Alat yang perlu dipersiapkan: 1. Penggaris

2. Optotype Snellen

3. Set alat trial frame dan trial lens (kaca mata dan lensa coba) 4. Keratoskop Plasido

5. Kartu baca dekat Cara Pemeriksaan:

Persiapkan penderita untuk duduk sejajar pada jarak 6 meter dari optotype snellen. Tentukan dahulu ketajaman penglihatan masing-masing mata, dengan menutup mata yang tidak diperiksa. Pemeriksaan dilakukan dengan menunjukkan huruf-huruf pada optotype snelen mulai dari deretan huruf terbesar sampai deretan huruf terkecil yang masih dapat dilihat atau dibaca dengan jelas dan lengkap (=D). Disebelah kanan deretan huruf tersebut, tertera angka yang menunjukkan jarak dalam meter yang masih dapat dibaca mata normal (emmetrop). Ketajaman penglihatan ditentukan dengan rumus snellen yaitu V= d/D, harga d selalu 5 atau 6 meter. Ukur jarak pupil (PD/Pupil Distance) kedua mata untuk mengukur jarak frame kanan dan kiri pada trial frame yang akan dipasangkan dan kaca mata atau lensa bantu koreksi nantinya. Tentukan jarak pupil mata kanan dan kiri dengan meletakkan penggaris di depan kedua mata, kemudian mengarahkan senter di tengah kedua mata pasien.
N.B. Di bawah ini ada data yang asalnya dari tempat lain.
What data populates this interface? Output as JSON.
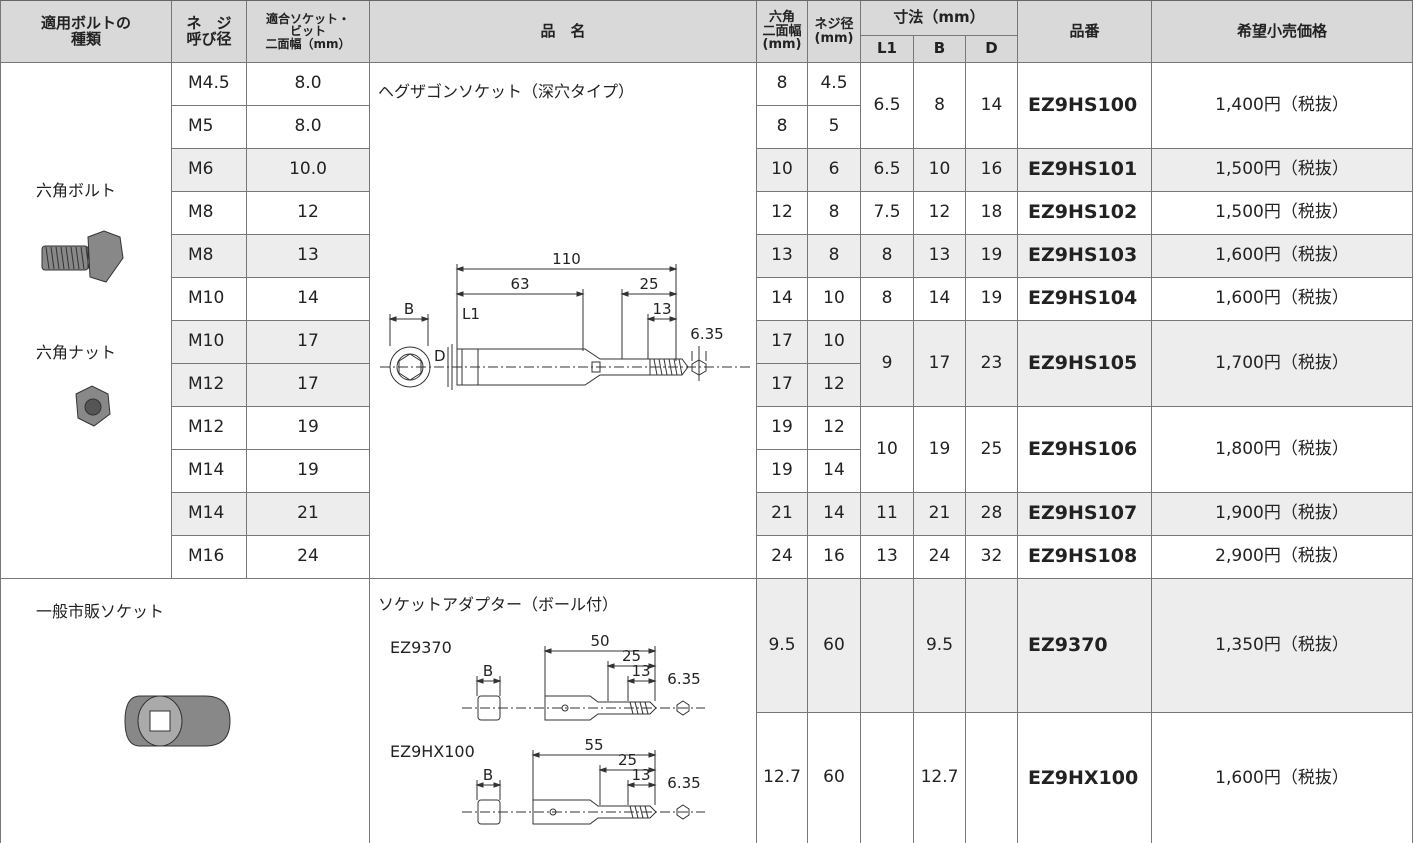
{
  "header": {
    "bolt_type": "適用ボルトの\n種類",
    "thread": "ネ　ジ\n呼び径",
    "socket": "適合ソケット・\nビット\n二面幅（mm）",
    "product": "品　名",
    "hex": "六角\n二面幅\n(mm)",
    "screw": "ネジ径\n(mm)",
    "dims": "寸法（mm）",
    "l1": "L1",
    "b": "B",
    "d": "D",
    "part_no": "品番",
    "price": "希望小売価格"
  },
  "hex_socket": {
    "bolt_label": "六角ボルト",
    "nut_label": "六角ナット",
    "name": "ヘグザゴンソケット（深穴タイプ）",
    "drawing": {
      "total": 110,
      "l1_len": 63,
      "shank": 25,
      "hex_len": 13,
      "bit": 6.35,
      "b": "B",
      "l1": "L1",
      "d": "D"
    },
    "rows": [
      {
        "thread": "M4.5",
        "socket": "8.0",
        "hex": "8",
        "screw": "4.5"
      },
      {
        "thread": "M5",
        "socket": "8.0",
        "hex": "8",
        "screw": "5"
      },
      {
        "thread": "M6",
        "socket": "10.0",
        "hex": "10",
        "screw": "6"
      },
      {
        "thread": "M8",
        "socket": "12",
        "hex": "12",
        "screw": "8"
      },
      {
        "thread": "M8",
        "socket": "13",
        "hex": "13",
        "screw": "8"
      },
      {
        "thread": "M10",
        "socket": "14",
        "hex": "14",
        "screw": "10"
      },
      {
        "thread": "M10",
        "socket": "17",
        "hex": "17",
        "screw": "10"
      },
      {
        "thread": "M12",
        "socket": "17",
        "hex": "17",
        "screw": "12"
      },
      {
        "thread": "M12",
        "socket": "19",
        "hex": "19",
        "screw": "12"
      },
      {
        "thread": "M14",
        "socket": "19",
        "hex": "19",
        "screw": "14"
      },
      {
        "thread": "M14",
        "socket": "21",
        "hex": "21",
        "screw": "14"
      },
      {
        "thread": "M16",
        "socket": "24",
        "hex": "24",
        "screw": "16"
      }
    ],
    "models": [
      {
        "l1": "6.5",
        "b": "8",
        "d": "14",
        "part_no": "EZ9HS100",
        "price": "1,400円（税抜）"
      },
      {
        "l1": "6.5",
        "b": "10",
        "d": "16",
        "part_no": "EZ9HS101",
        "price": "1,500円（税抜）"
      },
      {
        "l1": "7.5",
        "b": "12",
        "d": "18",
        "part_no": "EZ9HS102",
        "price": "1,500円（税抜）"
      },
      {
        "l1": "8",
        "b": "13",
        "d": "19",
        "part_no": "EZ9HS103",
        "price": "1,600円（税抜）"
      },
      {
        "l1": "8",
        "b": "14",
        "d": "19",
        "part_no": "EZ9HS104",
        "price": "1,600円（税抜）"
      },
      {
        "l1": "9",
        "b": "17",
        "d": "23",
        "part_no": "EZ9HS105",
        "price": "1,700円（税抜）"
      },
      {
        "l1": "10",
        "b": "19",
        "d": "25",
        "part_no": "EZ9HS106",
        "price": "1,800円（税抜）"
      },
      {
        "l1": "11",
        "b": "21",
        "d": "28",
        "part_no": "EZ9HS107",
        "price": "1,900円（税抜）"
      },
      {
        "l1": "13",
        "b": "24",
        "d": "32",
        "part_no": "EZ9HS108",
        "price": "2,900円（税抜）"
      }
    ]
  },
  "adapter": {
    "socket_label": "一般市販ソケット",
    "name": "ソケットアダプター（ボール付）",
    "models": [
      {
        "label": "EZ9370",
        "total": 50,
        "shank": 25,
        "hex_len": 13,
        "bit": 6.35,
        "b_mark": "B",
        "hex": "9.5",
        "screw": "60",
        "b": "9.5",
        "part_no": "EZ9370",
        "price": "1,350円（税抜）"
      },
      {
        "label": "EZ9HX100",
        "total": 55,
        "shank": 25,
        "hex_len": 13,
        "bit": 6.35,
        "b_mark": "B",
        "hex": "12.7",
        "screw": "60",
        "b": "12.7",
        "part_no": "EZ9HX100",
        "price": "1,600円（税抜）"
      }
    ]
  }
}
Perhatikan reflek cahaya pada kedua kornea mata, kemudian ukur jarak antara kedua reflek tersebut dalam mm maka didapatkan jarak pupil untuk penglihatan dekat. Tambahkan 2 mm untuk jarak pupil untuk penglihatan jauh. Bila hasil visus awal adalah 6/6, maka kemungkinan keadaan mata adalah emmetropia atau hipermetropia dengan akomodasi. Pasang kaca mata coba pada posisi yang tepat yaitu jarak pupil untuk penglihatan dekat. Pasang penutup (occluder) di depan salah satu mata yang belum akan diperiksa

(2)

Pemeriksaan dimulai dengan memberikan lensa speris positif (+)0,25D. Ulangi pemeriksaan dengan meminta penderita membaca semua deretan huruf snellen dari yang terbesar hingga terkecil yang masih dapat dibaca dengan jelas dan lengkap. Bila dengan lensa ini deretan huruf 6/6 yang semula jelas menjadi kabur maka berarti mata penderita adalah emmetropia. Pada hipermetropia, mata dapat melihat huruf-huruf yang lebih kecil dari 6/6 dengan akomodasi. Untuk koreksinya, pemeriksa mulai dengan memberikan lensa positif (+)0,25D, berturut-turut meningkat 0,25D. Hal ini adalah usaha untuk membuat mata menjadi emmetrop dengan mengurangi akomodasi, sebagai hasilnya diharapkan penderita dapat melihat deretan huruf 6/6 dengan jelas tanpa akomodasi. Lensa positif terkuat dimana mata hipermetropia masih dapat melihat deretan huruf 6/6 dengan jelas menunjukkan besar kelainan hipermetropianya. Bila visus kurang dari 6/6, lanjutkan dengan tes pinhole dengan meletakkan pinhole didepan mata yang diperiksa. Bila dengan tes pinhole ketajaman penglihatan menjadi lebih baik maka terbukti pasien mengalamai kelainan refraksi, namun bila pada tes pinhole tidak mengalami perbaikan maka pasien tidak mengalami kelainan refraksi dan perlu dirujuk untuk pemeiksaan mata lebih lanjut.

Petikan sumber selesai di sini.